You understand that initial difficulties in mastering the skill independently would frustrate his little brain.
And he would question his abilities or take the matter personally.
You know the thought process going on within his head.
And you know how this process will conclude. In a tantrum!
You brace yourself for the upcoming tantrum. Or maybe you consider intervening and rescuing him from the situation.
This untimely intervention can harm your kid’s tolerance towards failure.
Teach him to accept failures as friction which is only meant to facilitate movement.
Instead of soothing your kids, try these tips to help your kids deal with failure and turn it into a neutral experience free of negative emotions.
To you, their tantrum is a challenge. To them, the top not spinning perfectly is a challenge.
Accept your challenge as a minor hurdle which is giving you angles of improvement so they can do the same for their challenges.
Let go of worry. Children are intuitive they will pick the vibrations of calmness and peace in you and follow your lead.
Accept Their Challenge
Talk about their challenge. So, they are losing at their game or lagging behind in their homework.
Tell them it happens. Let them express their feelings by identifying and naming emotions.
Don’t panic. Don’t generalize the situation. It can be a one-off event or it can be from a stream of similar failures. We, as parents, have to accept that our child is different.
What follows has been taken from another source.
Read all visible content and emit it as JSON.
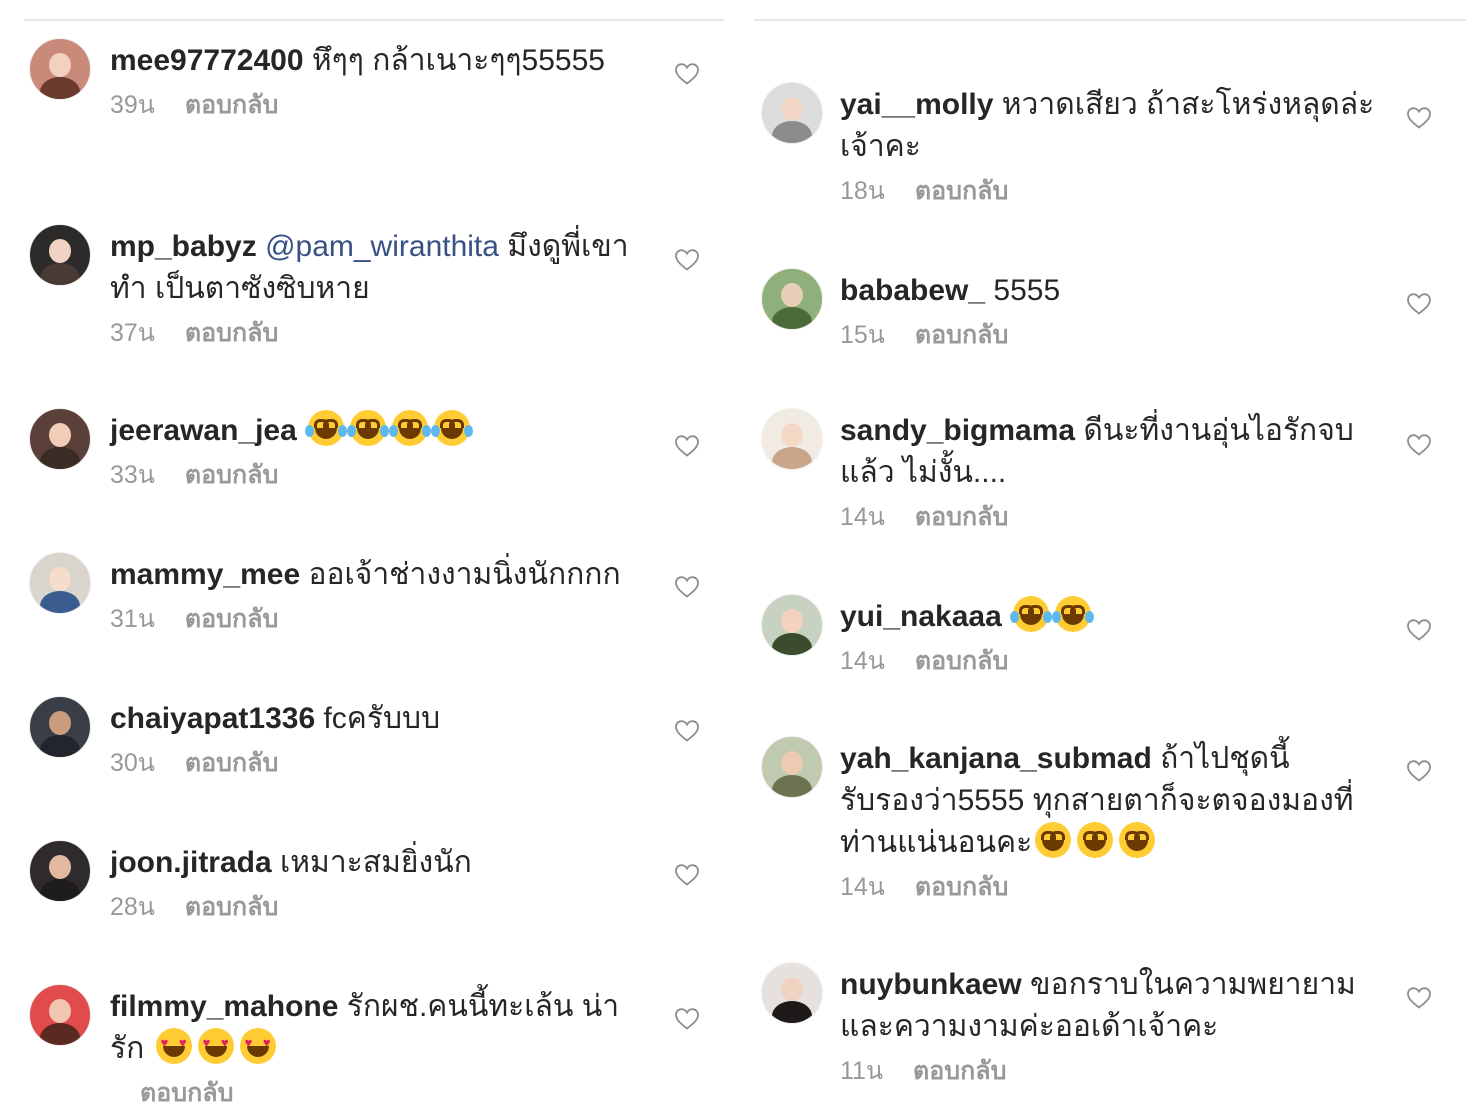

He may not accomplish the goals in the same time-line as their siblings or peers. Don’t worry if your child hasn’t yet started dressing himself by the age of four years. He will catch up with positive reinforcement and proper training. But judgment and worry will only deter his success.
Your kid is not falling behind if he can’t grasp the new math concept the first, second or fifth time. Every problem is different and so does every occasion when they approach this problem.
It is only natural for you to expect high achievement if your child showed excess attention in his first meeting with a new skill. But accept that his mood will experience different shifts in subsequent encounters so does his interest and attention.
Don’t expect the same level of command on the skill in every encounter and accept the deficiencies.
Give Appropriate Pep-Talk
Make them understand the complications involved in the process before they take up the challenge.
Inform them of the expected success rate and tell them that failure is only an indication that you are moving in the right direction.
Tell them positive stories about success and failure and how these results don’t matter.
Show them that only persistence guarantees success, not early successes or failures.
Avoid Rescuing Them
Just don’t. You will kill their ability to bounce back by helping themselves.
You can distract them if they are too distressed but that should be just the last resort or if the challenge is beyond their age. Remind them about the power of yet in the latter case.
If they seek help, join them as a team. Don’t tell them what to do. Instead, explore the options with their results together.
Let them have confidence in achieving their goals themselves.
What would you do next time seeing your kids distressed over their failures?
Let them make peace with the hurdles that come in their way by equipping them with the right tools. Allow them to feel it. Help your kids deal with failures by commanding complete control over them.
Failure shouldn’t control your kids. Rather your kids should be the one to have to reign.